Simon Reviews The Search For Freedom - A Supermodel Of A Film

Pretty, but slight.

Rating: ˜…˜…˜… The Search For Freedom is more a search for a shared experience. It tells the story of extreme sports in a broad manner, plucking at the history of what it seems to suggest all started out as loner and anti-social sports and then revealing - through talking heads with achingly cool icons - what it all means in personal terms. For fans of the industry, it's something of an essential watch, even if it is a little slight on substance. The over-riding feeling is that the film is something of a supermodel film. It's not vapid - by any means - but it's almost entirely invested in how good it looks. That much shouldn't be all that surprising, given that it's directed by IMax veteran Jon Long, who has built a career capturing extreme moments on film and celebrating them in as stunning a definition as humanly possible. The film is a stunning technical achievement, which rather fittingly pauses midway through to talk about the symbiotic relationship between the sports and film-making: how the latter helped build the former and how most who thrive as sportsmen know what it takes to show off their skills on film. Offering those little notes of celebration to the unheralded cameramen is a particularly nice touch.
At times, Long gets lost in his visuals: extending sequences you know he got a kick out of shooting, or adding a little too much slow-motion to moments that by definition deserve to be shown as truthfully (and thus at break-neck, terrifying speeds) as possible. It's no accident that the most startling moments combine Long's eye for a shot and real jeopardy for the subjects. And every now and then beneath the aesthetic mythologising, there are profoundly insightful glimpses of what extreme sports mean to their participants and their icons. There's a very real distinction (which is never actually overtly discussed) between what "regular" sportsman do and how they define themselves, and the way language of extreme sportsmen. A footballer, or a golfer talks about how they are an instrument of their profession: that their success is linked entirely to their ability, obviously. The cream of the crop of surfing, skiing, climbing and skating here talk only about experiences and feelings. They excel because of their unwillingness to accept that they're the best, or that there isn't something bigger or more dramatic to conquer.

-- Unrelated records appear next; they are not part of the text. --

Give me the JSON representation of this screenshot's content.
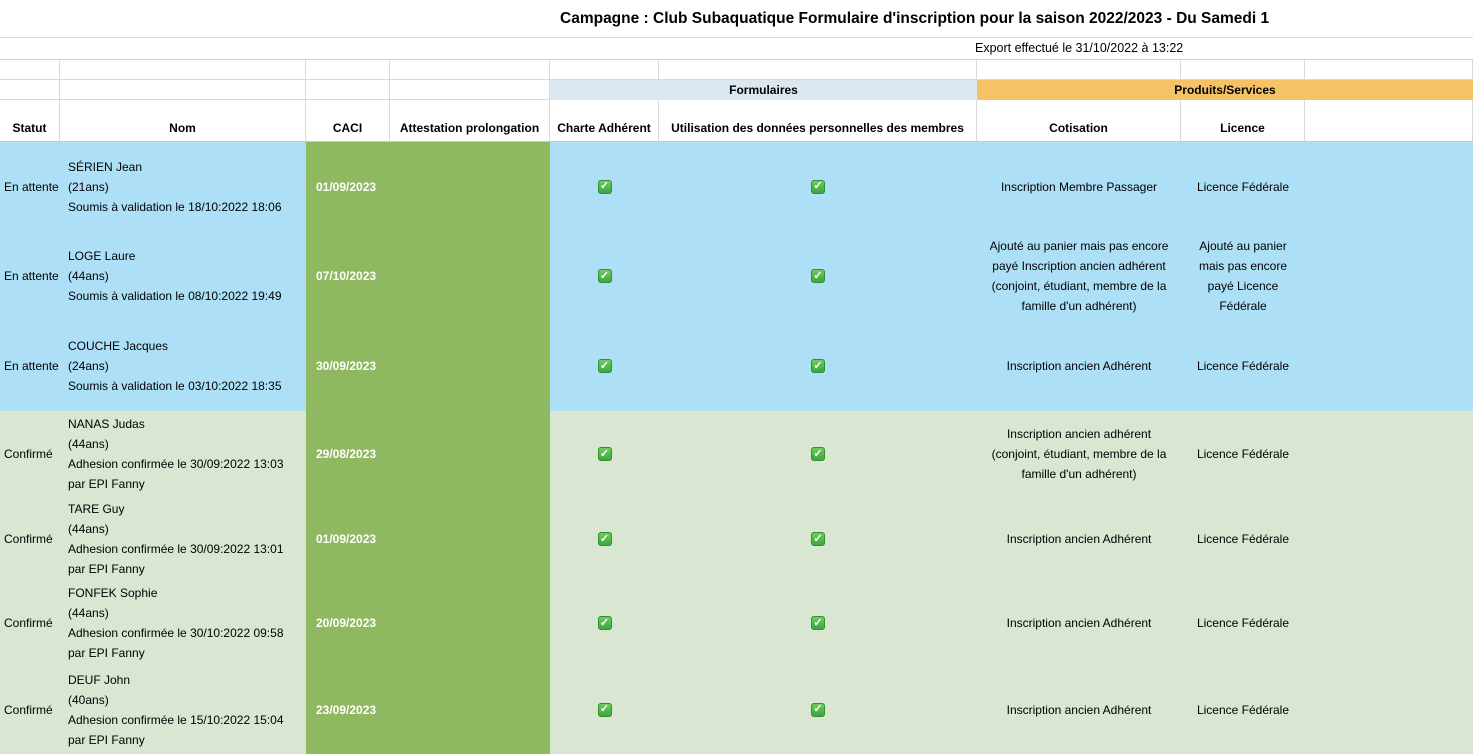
{
  "header": {
    "title": "Campagne : Club Subaquatique Formulaire d'inscription pour la saison 2022/2023 - Du Samedi 1",
    "export_info": "Export effectué le 31/10/2022 à 13:22"
  },
  "groups": {
    "formulaires": "Formulaires",
    "produits": "Produits/Services"
  },
  "columns": [
    "Statut",
    "Nom",
    "CACI",
    "Attestation prolongation",
    "Charte Adhérent",
    "Utilisation des données personnelles des membres",
    "Cotisation",
    "Licence"
  ],
  "colors": {
    "row_en_attente": "#ade0f7",
    "row_confirme": "#d8e6d2",
    "caci_band": "#8eb960",
    "formulaires_band": "#dbe8f2",
    "produits_band": "#f5c266",
    "checkbox_green": "#3aa83e"
  },
  "rows": [
    {
      "statut": "En attente",
      "nom": "SÉRIEN Jean\n(21ans)\nSoumis à validation le 18/10:2022 18:06",
      "caci": "01/09/2023",
      "charte_adherent_checked": true,
      "utilisation_donnees_checked": true,
      "cotisation": "Inscription Membre Passager",
      "licence": "Licence Fédérale"
    },
    {
      "statut": "En attente",
      "nom": "LOGE Laure\n(44ans)\nSoumis à validation le 08/10:2022 19:49",
      "caci": "07/10/2023",
      "charte_adherent_checked": true,
      "utilisation_donnees_checked": true,
      "cotisation": "Ajouté au panier mais pas encore payé Inscription ancien adhérent (conjoint, étudiant, membre de la famille d'un adhérent)",
      "licence": "Ajouté au panier mais pas encore payé Licence Fédérale"
    },
    {
      "statut": "En attente",
      "nom": "COUCHE Jacques\n(24ans)\nSoumis à validation le 03/10:2022 18:35",
      "caci": "30/09/2023",
      "charte_adherent_checked": true,
      "utilisation_donnees_checked": true,
      "cotisation": "Inscription ancien Adhérent",
      "licence": "Licence Fédérale"
    },
    {
      "statut": "Confirmé",
      "nom": "NANAS Judas\n(44ans)\nAdhesion confirmée le 30/09:2022 13:03\npar EPI Fanny",
      "caci": "29/08/2023",
      "charte_adherent_checked": true,
      "utilisation_donnees_checked": true,
      "cotisation": "Inscription ancien adhérent (conjoint, étudiant, membre de la famille d'un adhérent)",
      "licence": "Licence Fédérale"
    },
    {
      "statut": "Confirmé",
      "nom": "TARE Guy\n(44ans)\nAdhesion confirmée le 30/09:2022 13:01\npar EPI Fanny",
      "caci": "01/09/2023",
      "charte_adherent_checked": true,
      "utilisation_donnees_checked": true,
      "cotisation": "Inscription ancien Adhérent",
      "licence": "Licence Fédérale"
    },
    {
      "statut": "Confirmé",
      "nom": "FONFEK Sophie\n(44ans)\nAdhesion confirmée le 30/10:2022 09:58\npar EPI Fanny",
      "caci": "20/09/2023",
      "charte_adherent_checked": true,
      "utilisation_donnees_checked": true,
      "cotisation": "Inscription ancien Adhérent",
      "licence": "Licence Fédérale"
    },
    {
      "statut": "Confirmé",
      "nom": "DEUF John\n(40ans)\nAdhesion confirmée le 15/10:2022 15:04\npar EPI Fanny",
      "caci": "23/09/2023",
      "charte_adherent_checked": true,
      "utilisation_donnees_checked": true,
      "cotisation": "Inscription ancien Adhérent",
      "licence": "Licence Fédérale"
    }
  ]
}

That isn't rocket science, inevitably, but to say such a gallery of lauded icons talking the same language and explaining frankly why they seek thrills (including an actual genetic response from an ER doctor who free falls at weekends) is still a heady experience. Particularly for fans. But even with those moments of poetic clarity, the film is largely just an exercise in the pornography of extreme sports. It's satisfying and impressive, of course, but it's not exactly bursting with those revelations or extra levels to engage on. But even tempering expectations to fit that, it's worthwhile. The film is released on Blu-ray and DVD on August 10th, and is available on digital download now.